Que a família nos pesa na alma, não é novo. Que a família nos incendeia os prenúncios daquilo que viremos a ser um dia, também não é novo. Mas mesmo as coisas que não nos são novas, não deixam de nos fazer refletir.
 
A forma como DH Lawrence expõe os demónios de um jovem que anseia voar por si interdito pela sombra de uma mãe que nada parece pedir, angustia e reclama reflexões cuidadas sobre o papel da família, dos elos aparentemente inocentes.
 
Um cliché, talvez. Porém, uma necessidade reconhecida.
Paul viu-se impedido de amar Miriam, jovem doce e inocente, ainda assim com garras capazes de o transformar naquilo que jamais ambicionara. Viu-se igualmente impedido de uma entrega verdadeira a Clara, mulher com o coração desarrumado, ainda assim, capaz de o amar.
 
Viu-se impedido de si mesmo.
De início ao fim, Paul é a personificação do medo de ir, para ficar, sem ficar.
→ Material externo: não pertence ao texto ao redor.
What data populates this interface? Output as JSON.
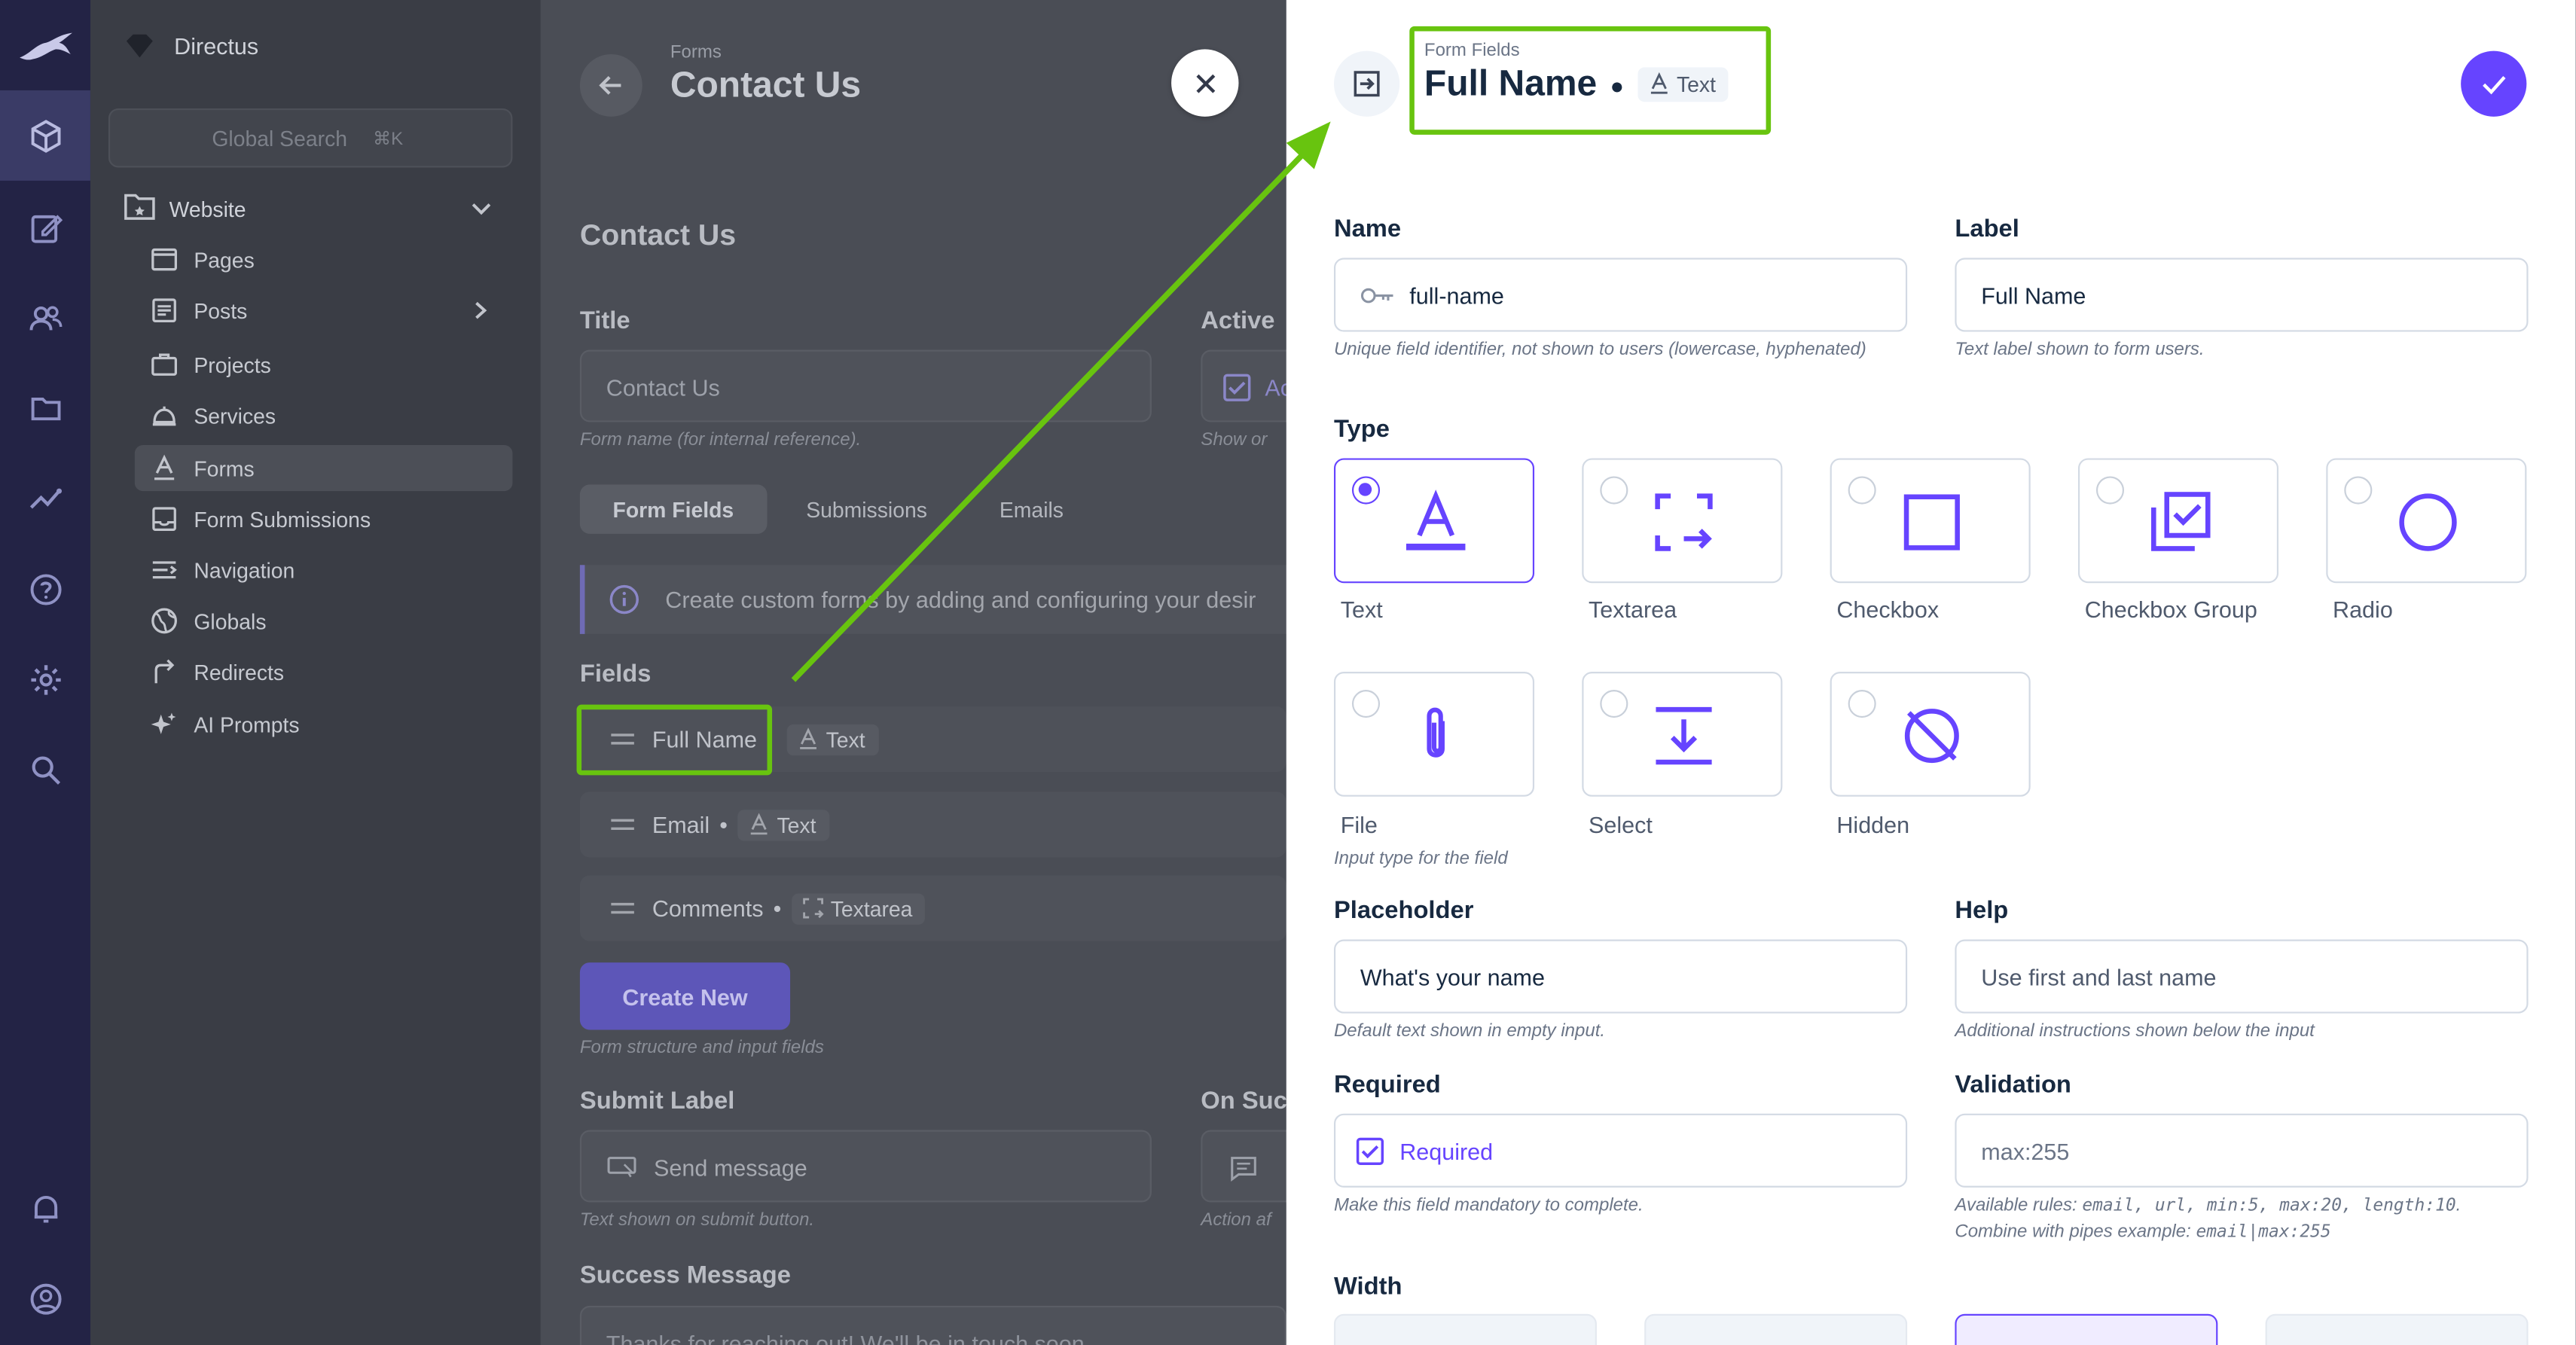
{
  "app": {
    "name": "Directus",
    "search_placeholder": "Global Search",
    "search_shortcut": "⌘K"
  },
  "nav": {
    "group_label": "Website",
    "items": [
      {
        "label": "Pages",
        "icon": "page-icon"
      },
      {
        "label": "Posts",
        "icon": "article-icon"
      },
      {
        "label": "Projects",
        "icon": "briefcase-icon"
      },
      {
        "label": "Services",
        "icon": "room-service-icon"
      },
      {
        "label": "Forms",
        "icon": "text-format-icon"
      },
      {
        "label": "Form Submissions",
        "icon": "inbox-icon"
      },
      {
        "label": "Navigation",
        "icon": "menu-icon"
      },
      {
        "label": "Globals",
        "icon": "globe-icon"
      },
      {
        "label": "Redirects",
        "icon": "redirect-icon"
      },
      {
        "label": "AI Prompts",
        "icon": "sparkle-icon"
      }
    ]
  },
  "content": {
    "breadcrumb": "Forms",
    "title": "Contact Us",
    "section_title": "Contact Us",
    "title_label": "Title",
    "title_value": "Contact Us",
    "title_hint": "Form name (for internal reference).",
    "active_label": "Active",
    "active_value": "Ac",
    "active_hint": "Show or",
    "tabs": [
      "Form Fields",
      "Submissions",
      "Emails"
    ],
    "notice": "Create custom forms by adding and configuring your desir",
    "fields_label": "Fields",
    "fields": [
      {
        "name": "Full Name",
        "type": "Text"
      },
      {
        "name": "Email",
        "type": "Text"
      },
      {
        "name": "Comments",
        "type": "Textarea"
      }
    ],
    "create_button": "Create New",
    "fields_hint": "Form structure and input fields",
    "submit_label": "Submit Label",
    "submit_value": "Send message",
    "submit_hint": "Text shown on submit button.",
    "on_success_label": "On Succ",
    "on_success_hint": "Action af",
    "success_message_label": "Success Message",
    "success_message_value": "Thanks for reaching out! We'll be in touch soon."
  },
  "drawer": {
    "breadcrumb": "Form Fields",
    "title": "Full Name",
    "title_type": "Text",
    "name_label": "Name",
    "name_value": "full-name",
    "name_hint": "Unique field identifier, not shown to users (lowercase, hyphenated)",
    "label_label": "Label",
    "label_value": "Full Name",
    "label_hint": "Text label shown to form users.",
    "type_label": "Type",
    "types": [
      {
        "label": "Text",
        "icon": "text-format-icon",
        "selected": true
      },
      {
        "label": "Textarea",
        "icon": "expand-arrow-icon",
        "selected": false
      },
      {
        "label": "Checkbox",
        "icon": "checkbox-icon",
        "selected": false
      },
      {
        "label": "Checkbox Group",
        "icon": "library-add-check-icon",
        "selected": false
      },
      {
        "label": "Radio",
        "icon": "radio-circle-icon",
        "selected": false
      },
      {
        "label": "File",
        "icon": "paperclip-icon",
        "selected": false
      },
      {
        "label": "Select",
        "icon": "download-arrow-icon",
        "selected": false
      },
      {
        "label": "Hidden",
        "icon": "hidden-icon",
        "selected": false
      }
    ],
    "type_hint": "Input type for the field",
    "placeholder_label": "Placeholder",
    "placeholder_value": "What's your name",
    "placeholder_hint": "Default text shown in empty input.",
    "help_label": "Help",
    "help_value": "Use first and last name",
    "help_hint": "Additional instructions shown below the input",
    "required_label": "Required",
    "required_value": "Required",
    "required_checked": true,
    "required_hint": "Make this field mandatory to complete.",
    "validation_label": "Validation",
    "validation_value": "max:255",
    "validation_hint_1a": "Available rules: ",
    "validation_hint_rules": "email, url, min:5, max:20, length:10",
    "validation_hint_1b": ".",
    "validation_hint_2a": "Combine with pipes example: ",
    "validation_hint_example": "email|max:255",
    "width_label": "Width"
  },
  "colors": {
    "accent": "#6644ff",
    "highlight": "#68c40f",
    "rail": "#232345"
  }
}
A amálgama de complexos imprimidos ao longo do tempo para nos mostrar, quase sem dó nem piedade, a fragilidade com que somos feitos. Uns bebés grandes a desejar, ainda assim, o quente de um colo expirado há muito.
 
Angústia maior, em prol de um amor que oprime, dificilmente se encontra.
 
 
Gostei muito. E recomendo.
Boas leituras,

Histórias de adormecer para raparigas rebeldes (Elena Favilli)
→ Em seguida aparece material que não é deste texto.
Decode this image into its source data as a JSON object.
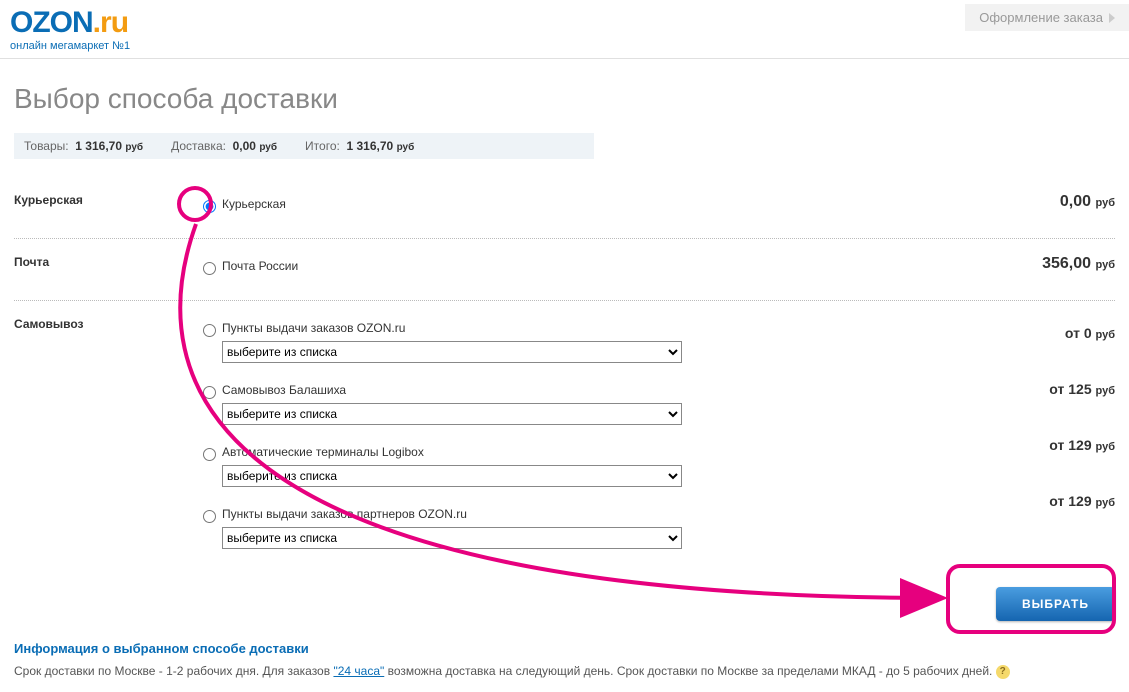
{
  "logo": {
    "ozon": "OZON",
    "dot": ".",
    "ru": "ru",
    "tagline": "онлайн мегамаркет №1"
  },
  "breadcrumb": {
    "label": "Оформление заказа"
  },
  "page_title": "Выбор способа доставки",
  "summary": {
    "goods_label": "Товары:",
    "goods_value": "1 316,70",
    "delivery_label": "Доставка:",
    "delivery_value": "0,00",
    "total_label": "Итого:",
    "total_value": "1 316,70",
    "currency": "руб"
  },
  "groups": {
    "courier": {
      "label": "Курьерская",
      "option_label": "Курьерская",
      "price": "0,00",
      "currency": "руб"
    },
    "post": {
      "label": "Почта",
      "option_label": "Почта России",
      "price": "356,00",
      "currency": "руб"
    },
    "pickup": {
      "label": "Самовывоз",
      "opt1": {
        "label": "Пункты выдачи заказов OZON.ru",
        "select_placeholder": "выберите из списка",
        "price_prefix": "от",
        "price": "0",
        "currency": "руб"
      },
      "opt2": {
        "label": "Самовывоз Балашиха",
        "select_placeholder": "выберите из списка",
        "price_prefix": "от",
        "price": "125",
        "currency": "руб"
      },
      "opt3": {
        "label": "Автоматические терминалы Logibox",
        "select_placeholder": "выберите из списка",
        "price_prefix": "от",
        "price": "129",
        "currency": "руб"
      },
      "opt4": {
        "label": "Пункты выдачи заказов партнеров OZON.ru",
        "select_placeholder": "выберите из списка",
        "price_prefix": "от",
        "price": "129",
        "currency": "руб"
      }
    }
  },
  "select_button": "ВЫБРАТЬ",
  "info": {
    "heading": "Информация о выбранном способе доставки",
    "text_part1": "Срок доставки по Москве - 1-2 рабочих дня. Для заказов ",
    "link_text": "\"24 часа\"",
    "text_part2": " возможна доставка на следующий день. Срок доставки по Москве за пределами МКАД - до 5 рабочих дней. ",
    "help_icon_char": "?"
  }
}
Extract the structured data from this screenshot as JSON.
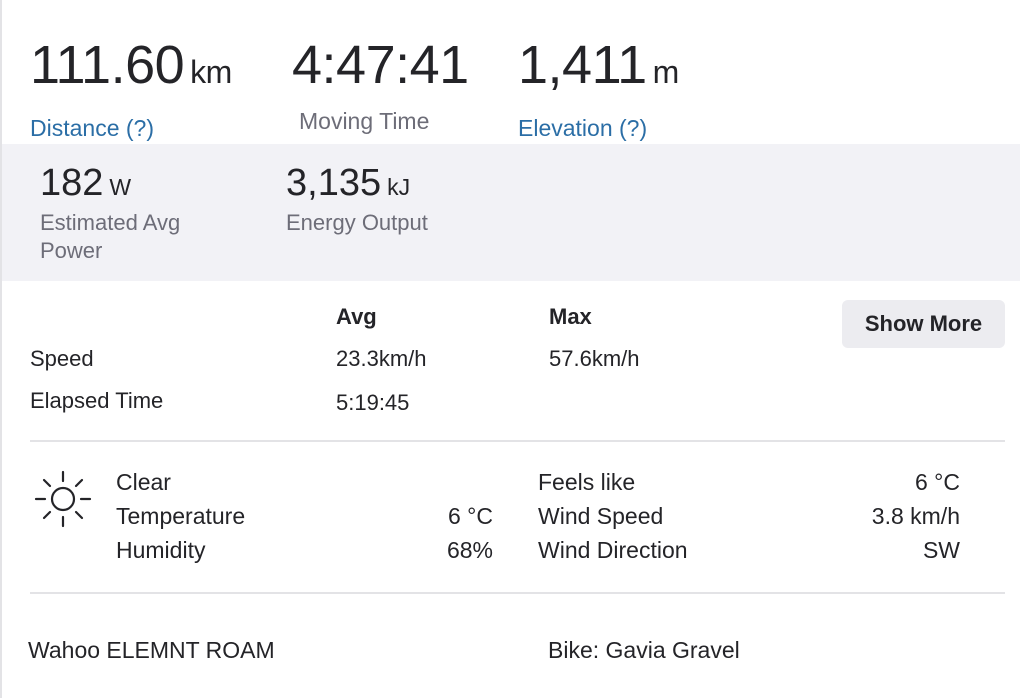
{
  "primary_stats": [
    {
      "value": "111.60",
      "unit": "km",
      "label": "Distance (?)"
    },
    {
      "value": "4:47:41",
      "unit": "",
      "label": "Moving Time"
    },
    {
      "value": "1,411",
      "unit": "m",
      "label": "Elevation (?)"
    }
  ],
  "secondary_stats": [
    {
      "value": "182",
      "unit": "W",
      "label": "Estimated Avg Power"
    },
    {
      "value": "3,135",
      "unit": "kJ",
      "label": "Energy Output"
    }
  ],
  "table": {
    "headers": {
      "avg": "Avg",
      "max": "Max"
    },
    "rows": [
      {
        "label": "Speed",
        "avg": "23.3km/h",
        "max": "57.6km/h"
      },
      {
        "label": "Elapsed Time",
        "avg": "5:19:45",
        "max": ""
      }
    ],
    "show_more_label": "Show More"
  },
  "weather": {
    "icon": "sun-icon",
    "condition": "Clear",
    "left": [
      {
        "label": "Temperature",
        "value": "6 °C"
      },
      {
        "label": "Humidity",
        "value": "68%"
      }
    ],
    "right": [
      {
        "label": "Feels like",
        "value": "6 °C"
      },
      {
        "label": "Wind Speed",
        "value": "3.8 km/h"
      },
      {
        "label": "Wind Direction",
        "value": "SW"
      }
    ]
  },
  "footer": {
    "device": "Wahoo ELEMNT ROAM",
    "bike": "Bike: Gavia Gravel"
  },
  "colors": {
    "link": "#2b6ea6",
    "muted": "#6d6d78",
    "band_bg": "#f2f2f6",
    "text": "#242428"
  }
}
terça-feira, 3 de outubro de 2017

O livro «Histórias de adormecer para raparigas rebeldes», de Elena Favilli, presenteia-nos com a vida de 100 mulheres extraordinárias que souberam fazer a diferença, e cuja presença se mantém firme até aos dias de hoje.
 
Numa edição lindíssima e repleta de ilustrações distintas, o leitor terá a oportunidade de conhecer a vida de muitas mulheres que, firmes nas suas convicções, não desistiram de sonhar e dar forma às suas crenças.
 
Atualmente, que tanto se fala sobre a diferenciação de género, convido-o a ler este livro sem esse tipo de reserva. Este é um livro sobre mulheres mas, sublinhando a negrito, não apenas para elas. A autora consegue, com a obra, provar que sob a perspetiva de um olhar atento e consciente, homens e mulheres podem apreciar as conquistas de cada um, sem que o pipi ou a pilinha determinem o grau de importância das mesmas.
 
São mulheres, são pessoas como qualquer outras.
A grande diferença reside, precisamente, na capacidade de sonhar e levar adiante aquilo que carregam no espírito. É essa força de espírito que caracteriza a maioria das mulheres aqui presentes: pintoras, bailarinas, investigadoras, escritoras, modelos, entre tantas outras, mostram-nos, pela sua jornada de vida, que independentemente das adversidades, o caminho é feito sempre em frente.
 
Um livro que terá presença assídua por aqui.
 
 
Recomendo.
Sonhe muito,

Intrigas

domingo, 1 de outubro de 2017




Porquê rio Douro se ele
não é feito de ouro?

O Principezinho mais velho e as suas questões sempre pertinentes.